Tony Wise

Personal information
- Born: December 28, 1951 (age 74) Albany, New York, U.S.

Career information
- High school: Shaker (NY)
- College: Ithaca

Career history
- Albany (1973) Outside linebackers coach; Bridgeport (1974) Assistant coach; Central Connecticut State (1975) Assistant coach; Washington State (1976) Assistant coach; Pittsburgh (1977–1978) Assistant offensive line coach; Oklahoma State (1979–1983) Offensive line coach; Syracuse (1984) Offensive line coach; Miami (FL) (1985–1988) Offensive line coach; Dallas Cowboys (1989–1992) Offensive line coach; Chicago Bears (1993–1998) Assistant head coach & offensive line coach; Carolina Panthers (1999–2000) Offensive line coach; Miami Dolphins (2001–2004) Offensive line coach; New York Jets (2006–2007) Offensive line coach; Pittsburgh (2008–2010) Offensive line coach;

Awards and highlights
- Super Bowl champion (XXVII); National champion (1987);

= Tony Wise (American football) =

American football coach (born 1951)

Anthony Charles Wise (born December 28, 1951) is an American former football coach. He won one Super Bowl with the Dallas Cowboys of the National Football League (NFL) and one national championship at the University of Miami.

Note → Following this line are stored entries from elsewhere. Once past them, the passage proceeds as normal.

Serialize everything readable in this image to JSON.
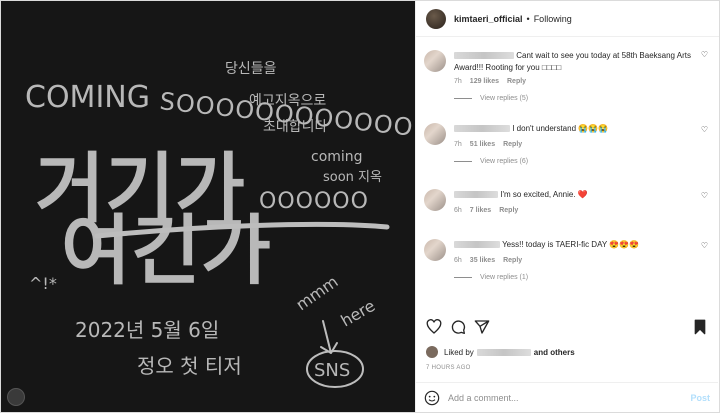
{
  "image": {
    "lines": {
      "coming": "COMING",
      "sooo": "SOOOOOOOOOOOO",
      "ooo": "OOOOOO",
      "korean_top1": "당신들을",
      "korean_top2": "예고지옥으로",
      "korean_top3": "초대합니다",
      "coming_small": "coming",
      "soon_small": "soon 지옥",
      "big_line1": "거기가",
      "big_line2": "여긴가",
      "date": "2022년 5월 6일",
      "teaser": "정오 첫 티저",
      "mmm": "mmm",
      "here": "here",
      "sns": "SNS",
      "doodle": "^!*"
    }
  },
  "header": {
    "username": "kimtaeri_official",
    "separator": "•",
    "following": "Following"
  },
  "comments": [
    {
      "text": "Cant wait to see you today at 58th Baeksang Arts Award!!! Rooting for you",
      "emoji": "□□□□",
      "time": "7h",
      "likes": "129 likes",
      "reply": "Reply",
      "view_replies": "View replies (5)"
    },
    {
      "text": "I don't understand",
      "emoji": "😭😭😭",
      "time": "7h",
      "likes": "51 likes",
      "reply": "Reply",
      "view_replies": "View replies (6)"
    },
    {
      "text": "I'm so excited, Annie.",
      "emoji": "❤️",
      "time": "6h",
      "likes": "7 likes",
      "reply": "Reply",
      "view_replies": ""
    },
    {
      "text": "Yess!! today is TAERI-fic DAY",
      "emoji": "😍😍😍",
      "time": "6h",
      "likes": "35 likes",
      "reply": "Reply",
      "view_replies": "View replies (1)"
    }
  ],
  "likes": {
    "prefix": "Liked by",
    "and_others": "and others"
  },
  "time_ago": "7 HOURS AGO",
  "add_comment": {
    "placeholder": "Add a comment...",
    "post_label": "Post"
  },
  "colors": {
    "post_button": "#b2dffc",
    "meta": "#8e8e8e",
    "image_bg": "#161616",
    "chalk": "#bdbdbd"
  }
}
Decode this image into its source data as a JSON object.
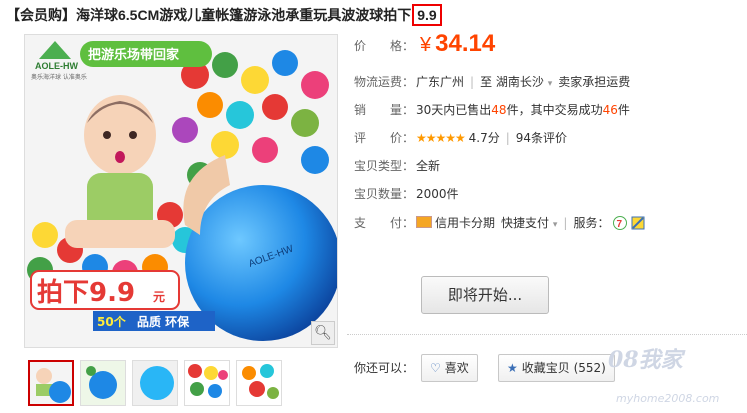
{
  "title": {
    "prefix": "【会员购】海洋球6.5CM游戏儿童帐篷游泳池承重玩具波波球拍下",
    "highlight": "9.9"
  },
  "image": {
    "logo": "AOLE-HW",
    "logo_sub": "奥乐海洋球 认准奥乐",
    "banner": "把游乐场带回家",
    "promo_main": "拍下9.9",
    "promo_unit": "元",
    "badge": "50个",
    "promo_tags": "品质 环保",
    "ball_brand": "AOLE-HW"
  },
  "price": {
    "label": "价　　格：",
    "currency": "¥",
    "value": "34.14"
  },
  "shipping": {
    "label": "物流运费：",
    "from": "广东广州",
    "to": "至 湖南长沙",
    "note": "卖家承担运费"
  },
  "sales": {
    "label": "销　　量：",
    "text1": "30天内已售出",
    "sold": "48",
    "text2": "件，其中交易成功",
    "success": "46",
    "text3": "件"
  },
  "rating": {
    "label": "评　　价：",
    "stars": "★★★★★",
    "score": "4.7分",
    "reviews": "94条评价"
  },
  "condition": {
    "label": "宝贝类型：",
    "value": "全新"
  },
  "stock": {
    "label": "宝贝数量：",
    "value": "2000件"
  },
  "payment": {
    "label": "支　　付：",
    "credit": "信用卡分期",
    "fast": "快捷支付",
    "service": "服务："
  },
  "buy_button": "即将开始...",
  "actions": {
    "label": "你还可以：",
    "like": "喜欢",
    "fav": "收藏宝贝 (552)"
  },
  "watermark": {
    "main": "08我家",
    "sub": "myhome2008.com"
  },
  "colors": {
    "accent": "#ff4400",
    "highlight_box": "#e00000",
    "link": "#3b6fb6",
    "star": "#ff9900"
  }
}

He played college football at Ithaca College.

==Early life==
Wise attended Shaker High School, where he practiced football, lacrosse and ice hockey. He accepted a football scholarship from Ithaca College to play as an offensive lineman. He also lettered in lacrosse and ice hockey.

==Coaching career==
In 1973, he began his football coaching career at Albany. He served one-year stints at the University of Bridgeport, Central Connecticut State University and Washington State University before joining the University of Pittsburgh in 1977. He coached at Oklahoma State University from 1979 to 1983 and Syracuse University in 1984.

He was hired at the University of Miami in 1985. He was a part of the 1987 National Championship team under head coach Jimmy Johnson.

In 1989, he followed head coach Jimmy Johnson and joined the Dallas Cowboys coaching staff as the offensive line coach. He contributed to the team winning Super Bowl XXVII, while developing multiple Pro Bowl players like: Kevin Gogan, Nate Newton, Mark Tuinei, Erik Williams and Mark Stepnoski.

In 1993, he was named the offensive line coach for the Chicago Bears, following former Cowboys defensive coordinator and new Bears head coach Dave Wannstedt. In 1999, he wasn't retained after Dick Jauron replaced Wannstedt as the new Bears head coach.

In 1999, he was hired as the offensive line coach by the Carolina Panthers, contributing to the team averaging 4.3 yards per rush attempt to rank fifth in the NFL. He resigned on December 27, 2000.

In 2001, he joined the Miami Dolphins as their offensive line coach. He spent four seasons with the team and his offensive lines helped produce at the time the two highest individual single-season rushing totals in club history.

In 2006, he signed to be the offensive line coach with the New York Jets.